Closed Larofeticus closed 6 years ago
Requires #1453 framework change before merging.
I rebased this to the head of ocean/develop
, then cherry-picked the commit from #1453 and squashed the original ocean changes. This is now a branch that compiles "out of the box". After #1453 is merged, we can remove that first commit on here. I tested this PR with gnu and nightly regression suite is bit for bit with head of ocean/develop.
@Larofeticus please test the new head of this PR. It should be identical to before, but now with the recent framework commits.
I've seen your request for testing. Cori is down for maint today so It will need to wait a day or two.
Ok, I was finally able to get a few runs with this repackaging of things and the times and output look consistent with before.
@Larofeticus Now that the framework changes are merged in, I removed the framework commit here. I rebased on the head of ocean/develop
and cherry-picked your previous commit. Please retest, you can use the same test case as you did on Dec 21.
Ok, I got a test run through with this as it currently exists and the outcome looks fine.
This PR remains in the history, but was reverted with commit 18e45cdd6, due to a memory leak when testing with ACME. See MPAS-Dev/MPAS#1490 and ACME PR https://github.com/ACME-Climate/ACME/pull/2041. @Larofeticus could you test this branch further and look for memory leaks? We will need a new PR to bring it back in.
I am done with my paper and now paying attention to this.
How does a branch/PR to work on it need to be set up? I'd like to avoid all the rebasing and whatever other git nonsense traps I keep stepping on.
I've found some framework code that looks suspicious so far. Don't yet have a good plan for reproducing it locally as running 90 days of high res simulation to trigger an OOM is not a good use of resources. I haven't had luck with any performance/debugging tools that require messing with the build system or linking.
I've generally had good experiences working with valgrind to find memory leaks, in particular, the "memcheck" tool with the --leak-check=full
option. I think you'd only need to run the model long enough for the memory leak to occur once for valgrind to spot it.
You can continue to test with this branch. I just restored it on your fork. When you find a problem, you will need to make a new pull request.
update: ==253962== More than 10000000 total errors detected.

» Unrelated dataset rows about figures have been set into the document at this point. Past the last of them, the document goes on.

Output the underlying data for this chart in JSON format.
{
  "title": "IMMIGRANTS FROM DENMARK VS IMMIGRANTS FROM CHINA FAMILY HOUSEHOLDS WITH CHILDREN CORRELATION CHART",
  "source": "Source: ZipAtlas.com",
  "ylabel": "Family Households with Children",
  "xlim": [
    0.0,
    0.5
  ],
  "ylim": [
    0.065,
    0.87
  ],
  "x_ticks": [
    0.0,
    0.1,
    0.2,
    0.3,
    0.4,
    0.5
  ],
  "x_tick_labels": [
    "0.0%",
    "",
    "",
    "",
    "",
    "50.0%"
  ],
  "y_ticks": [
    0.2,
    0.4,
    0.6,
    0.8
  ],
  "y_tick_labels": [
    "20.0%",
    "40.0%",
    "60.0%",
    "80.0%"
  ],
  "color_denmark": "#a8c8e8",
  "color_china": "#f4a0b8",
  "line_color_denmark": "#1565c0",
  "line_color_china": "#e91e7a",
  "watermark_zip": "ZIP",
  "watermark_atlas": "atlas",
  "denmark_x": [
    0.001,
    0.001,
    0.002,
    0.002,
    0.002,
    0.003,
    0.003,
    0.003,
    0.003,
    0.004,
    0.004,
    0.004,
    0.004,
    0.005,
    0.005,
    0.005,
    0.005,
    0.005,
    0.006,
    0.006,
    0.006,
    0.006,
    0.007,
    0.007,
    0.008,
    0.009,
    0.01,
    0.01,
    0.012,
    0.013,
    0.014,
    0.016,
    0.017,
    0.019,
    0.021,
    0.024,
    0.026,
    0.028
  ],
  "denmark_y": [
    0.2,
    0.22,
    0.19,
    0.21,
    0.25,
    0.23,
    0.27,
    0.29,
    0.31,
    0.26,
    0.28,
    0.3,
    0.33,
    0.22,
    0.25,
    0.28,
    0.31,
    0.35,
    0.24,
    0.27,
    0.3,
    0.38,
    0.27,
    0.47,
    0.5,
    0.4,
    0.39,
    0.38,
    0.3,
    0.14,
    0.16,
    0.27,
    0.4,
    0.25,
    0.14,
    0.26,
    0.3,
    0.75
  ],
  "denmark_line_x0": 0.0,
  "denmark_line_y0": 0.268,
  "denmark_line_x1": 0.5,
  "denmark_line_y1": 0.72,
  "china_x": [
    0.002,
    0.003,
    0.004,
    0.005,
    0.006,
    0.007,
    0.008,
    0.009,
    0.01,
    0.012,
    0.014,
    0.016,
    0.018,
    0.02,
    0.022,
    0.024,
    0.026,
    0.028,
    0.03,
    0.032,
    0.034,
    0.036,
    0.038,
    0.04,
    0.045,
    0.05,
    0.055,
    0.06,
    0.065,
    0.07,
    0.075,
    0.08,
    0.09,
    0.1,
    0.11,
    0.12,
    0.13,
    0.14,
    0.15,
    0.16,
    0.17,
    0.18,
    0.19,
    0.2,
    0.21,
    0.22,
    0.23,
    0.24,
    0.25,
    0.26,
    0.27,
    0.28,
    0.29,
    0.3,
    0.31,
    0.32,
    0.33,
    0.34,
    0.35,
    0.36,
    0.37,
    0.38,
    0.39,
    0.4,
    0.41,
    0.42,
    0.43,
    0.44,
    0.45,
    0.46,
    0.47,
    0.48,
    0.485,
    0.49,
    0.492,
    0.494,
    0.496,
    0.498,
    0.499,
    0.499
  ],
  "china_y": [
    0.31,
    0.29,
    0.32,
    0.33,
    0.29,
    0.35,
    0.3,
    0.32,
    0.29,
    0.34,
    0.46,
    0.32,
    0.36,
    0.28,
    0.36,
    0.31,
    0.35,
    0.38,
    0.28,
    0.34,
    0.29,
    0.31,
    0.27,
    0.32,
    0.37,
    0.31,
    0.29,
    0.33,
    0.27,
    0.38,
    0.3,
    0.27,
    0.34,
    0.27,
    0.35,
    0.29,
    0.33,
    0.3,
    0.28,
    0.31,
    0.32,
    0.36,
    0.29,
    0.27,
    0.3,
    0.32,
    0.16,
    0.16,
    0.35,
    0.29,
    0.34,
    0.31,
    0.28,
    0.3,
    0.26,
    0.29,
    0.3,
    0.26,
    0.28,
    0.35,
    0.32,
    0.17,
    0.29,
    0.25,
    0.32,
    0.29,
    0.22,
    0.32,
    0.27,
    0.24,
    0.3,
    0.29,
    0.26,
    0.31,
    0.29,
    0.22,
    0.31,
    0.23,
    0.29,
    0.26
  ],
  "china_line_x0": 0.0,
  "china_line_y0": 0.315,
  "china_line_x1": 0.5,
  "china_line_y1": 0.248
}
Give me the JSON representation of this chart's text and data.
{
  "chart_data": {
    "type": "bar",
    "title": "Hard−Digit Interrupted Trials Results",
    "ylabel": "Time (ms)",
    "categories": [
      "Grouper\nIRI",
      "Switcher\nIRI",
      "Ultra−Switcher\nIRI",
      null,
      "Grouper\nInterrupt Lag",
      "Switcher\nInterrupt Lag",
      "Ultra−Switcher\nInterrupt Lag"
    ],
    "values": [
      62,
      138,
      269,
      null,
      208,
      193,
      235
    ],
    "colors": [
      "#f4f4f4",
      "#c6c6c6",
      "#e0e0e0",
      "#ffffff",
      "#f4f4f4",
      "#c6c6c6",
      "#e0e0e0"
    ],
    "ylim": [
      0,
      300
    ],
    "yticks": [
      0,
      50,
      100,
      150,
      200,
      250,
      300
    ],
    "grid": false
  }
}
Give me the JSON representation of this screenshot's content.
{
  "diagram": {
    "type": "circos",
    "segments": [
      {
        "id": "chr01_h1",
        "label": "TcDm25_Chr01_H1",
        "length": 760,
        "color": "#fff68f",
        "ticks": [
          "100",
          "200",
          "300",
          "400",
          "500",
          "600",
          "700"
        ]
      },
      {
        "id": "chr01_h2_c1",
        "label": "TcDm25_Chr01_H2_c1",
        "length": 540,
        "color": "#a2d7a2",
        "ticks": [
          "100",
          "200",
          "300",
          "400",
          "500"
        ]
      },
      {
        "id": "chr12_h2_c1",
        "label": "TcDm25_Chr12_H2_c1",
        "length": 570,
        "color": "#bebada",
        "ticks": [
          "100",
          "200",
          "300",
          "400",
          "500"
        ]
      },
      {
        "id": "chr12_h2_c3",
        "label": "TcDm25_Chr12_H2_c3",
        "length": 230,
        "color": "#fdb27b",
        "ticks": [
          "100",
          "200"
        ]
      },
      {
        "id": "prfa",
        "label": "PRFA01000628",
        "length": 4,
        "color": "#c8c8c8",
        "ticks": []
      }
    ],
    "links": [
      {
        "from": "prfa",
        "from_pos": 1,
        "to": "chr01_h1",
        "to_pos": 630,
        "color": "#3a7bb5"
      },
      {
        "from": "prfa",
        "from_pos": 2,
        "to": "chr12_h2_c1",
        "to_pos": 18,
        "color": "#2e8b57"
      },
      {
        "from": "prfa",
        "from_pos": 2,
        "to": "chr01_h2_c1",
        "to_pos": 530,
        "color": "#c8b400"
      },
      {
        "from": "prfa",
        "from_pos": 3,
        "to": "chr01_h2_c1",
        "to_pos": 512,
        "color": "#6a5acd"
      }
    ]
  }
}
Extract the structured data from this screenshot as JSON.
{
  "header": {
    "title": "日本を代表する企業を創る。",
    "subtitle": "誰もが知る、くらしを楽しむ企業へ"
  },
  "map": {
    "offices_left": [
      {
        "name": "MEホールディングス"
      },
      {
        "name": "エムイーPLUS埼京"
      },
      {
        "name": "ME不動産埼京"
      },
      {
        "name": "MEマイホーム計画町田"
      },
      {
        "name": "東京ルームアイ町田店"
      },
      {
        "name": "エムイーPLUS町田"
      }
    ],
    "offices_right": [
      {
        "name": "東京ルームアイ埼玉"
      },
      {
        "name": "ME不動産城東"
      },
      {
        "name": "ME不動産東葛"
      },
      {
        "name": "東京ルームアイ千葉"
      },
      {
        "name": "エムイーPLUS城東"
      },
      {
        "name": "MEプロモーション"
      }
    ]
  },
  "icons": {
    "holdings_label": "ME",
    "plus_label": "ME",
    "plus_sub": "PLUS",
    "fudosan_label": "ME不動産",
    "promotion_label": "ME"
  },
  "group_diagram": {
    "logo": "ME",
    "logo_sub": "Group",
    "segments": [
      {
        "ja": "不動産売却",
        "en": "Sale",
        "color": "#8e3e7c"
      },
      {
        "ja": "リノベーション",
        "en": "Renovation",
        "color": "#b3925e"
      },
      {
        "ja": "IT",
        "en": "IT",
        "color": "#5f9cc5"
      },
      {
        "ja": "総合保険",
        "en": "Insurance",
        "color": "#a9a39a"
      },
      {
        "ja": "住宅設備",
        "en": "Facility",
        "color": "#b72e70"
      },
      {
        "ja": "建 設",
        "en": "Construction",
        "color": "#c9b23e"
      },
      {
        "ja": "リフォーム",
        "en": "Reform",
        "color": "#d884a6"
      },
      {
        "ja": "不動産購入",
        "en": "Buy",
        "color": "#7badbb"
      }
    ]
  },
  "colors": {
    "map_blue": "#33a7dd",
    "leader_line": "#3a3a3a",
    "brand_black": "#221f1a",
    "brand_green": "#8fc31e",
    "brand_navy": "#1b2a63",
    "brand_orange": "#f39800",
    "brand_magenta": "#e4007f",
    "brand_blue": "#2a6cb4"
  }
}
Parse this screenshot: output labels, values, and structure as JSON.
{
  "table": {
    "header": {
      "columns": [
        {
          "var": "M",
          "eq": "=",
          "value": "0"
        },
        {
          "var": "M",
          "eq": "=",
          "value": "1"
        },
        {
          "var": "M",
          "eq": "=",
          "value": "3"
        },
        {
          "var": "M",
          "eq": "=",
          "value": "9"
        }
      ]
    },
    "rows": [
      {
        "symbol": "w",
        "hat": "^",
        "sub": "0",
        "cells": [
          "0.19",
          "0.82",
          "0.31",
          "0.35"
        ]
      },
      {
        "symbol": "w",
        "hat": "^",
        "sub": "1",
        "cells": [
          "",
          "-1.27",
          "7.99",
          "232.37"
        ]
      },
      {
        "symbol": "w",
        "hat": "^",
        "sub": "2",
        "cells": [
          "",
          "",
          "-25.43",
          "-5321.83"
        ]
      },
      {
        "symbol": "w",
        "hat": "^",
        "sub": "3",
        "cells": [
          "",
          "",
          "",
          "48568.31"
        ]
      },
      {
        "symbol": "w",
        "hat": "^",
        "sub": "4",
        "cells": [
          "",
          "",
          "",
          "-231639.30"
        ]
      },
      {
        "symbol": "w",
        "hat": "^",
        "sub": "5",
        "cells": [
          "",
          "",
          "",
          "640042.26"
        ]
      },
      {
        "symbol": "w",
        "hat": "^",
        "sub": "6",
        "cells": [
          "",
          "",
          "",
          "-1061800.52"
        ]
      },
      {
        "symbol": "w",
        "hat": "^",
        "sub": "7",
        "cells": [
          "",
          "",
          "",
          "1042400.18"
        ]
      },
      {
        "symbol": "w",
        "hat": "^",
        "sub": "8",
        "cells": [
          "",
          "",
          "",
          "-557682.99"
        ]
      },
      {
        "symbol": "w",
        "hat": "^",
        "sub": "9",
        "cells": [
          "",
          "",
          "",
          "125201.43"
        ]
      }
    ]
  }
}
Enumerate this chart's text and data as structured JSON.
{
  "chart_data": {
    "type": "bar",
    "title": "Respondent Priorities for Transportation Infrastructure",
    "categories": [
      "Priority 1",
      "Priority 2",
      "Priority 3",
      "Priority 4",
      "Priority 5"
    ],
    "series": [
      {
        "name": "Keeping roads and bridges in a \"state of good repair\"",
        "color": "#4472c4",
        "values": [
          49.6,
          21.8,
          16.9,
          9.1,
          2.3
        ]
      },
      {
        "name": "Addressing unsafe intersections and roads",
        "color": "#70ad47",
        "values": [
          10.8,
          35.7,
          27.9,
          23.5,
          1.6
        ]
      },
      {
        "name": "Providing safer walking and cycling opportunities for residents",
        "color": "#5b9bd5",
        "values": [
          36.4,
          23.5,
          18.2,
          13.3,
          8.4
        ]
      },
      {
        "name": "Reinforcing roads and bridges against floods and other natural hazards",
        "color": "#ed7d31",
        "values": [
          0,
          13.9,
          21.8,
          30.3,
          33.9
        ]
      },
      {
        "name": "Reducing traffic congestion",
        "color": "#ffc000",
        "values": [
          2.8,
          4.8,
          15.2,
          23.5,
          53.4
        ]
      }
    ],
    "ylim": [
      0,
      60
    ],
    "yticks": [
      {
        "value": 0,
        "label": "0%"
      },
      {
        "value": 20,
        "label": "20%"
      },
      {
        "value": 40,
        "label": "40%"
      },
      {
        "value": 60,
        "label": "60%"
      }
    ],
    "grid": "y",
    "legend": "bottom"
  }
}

I'm not reporting any more. ==253962== Final error counts will be inaccurate. Go fix your program!
==70041== ==70041== Conditional jump or move depends on uninitialised value(s) ==70041== at 0x1775EFF: _int_free (malloc.c:3945) ==70041== by 0x174F41E: catopen (catgets.c:78) ==70041== by 0x1677380: for__issue_diagnostic (in /global/u1/w/warndt/build_MPAS-O/MPAS/ocean_model) ==70041== by 0x167F26D: for__signal_handler (in /global/u1/w/warndt/build_MPAS-O/MPAS/ocean_model) ==70041== by 0x101D3FF: ??? (in /global/u1/w/warndt/build_MPAS-O/MPAS/ocean_model) ==70041== by 0xD36B17: box_rearrange_mp_findioproc (box_rearrange.F90.in:821) ==70041==
Primary changes here are the use of mpas_dmpar reuse calls during the barotropic subcycle. This prevents the subcycle from creating and destroying the same data structure during every subcycle iteration.
There is also a lesser change where I tracked the subcycle data dependencies by hand, and modified to remove some "not sure why but an extra exchange here works" code. I originally did this to enable using larger halos which would not need to be exchanged during every subcycle, but the gains were not there so I moved on.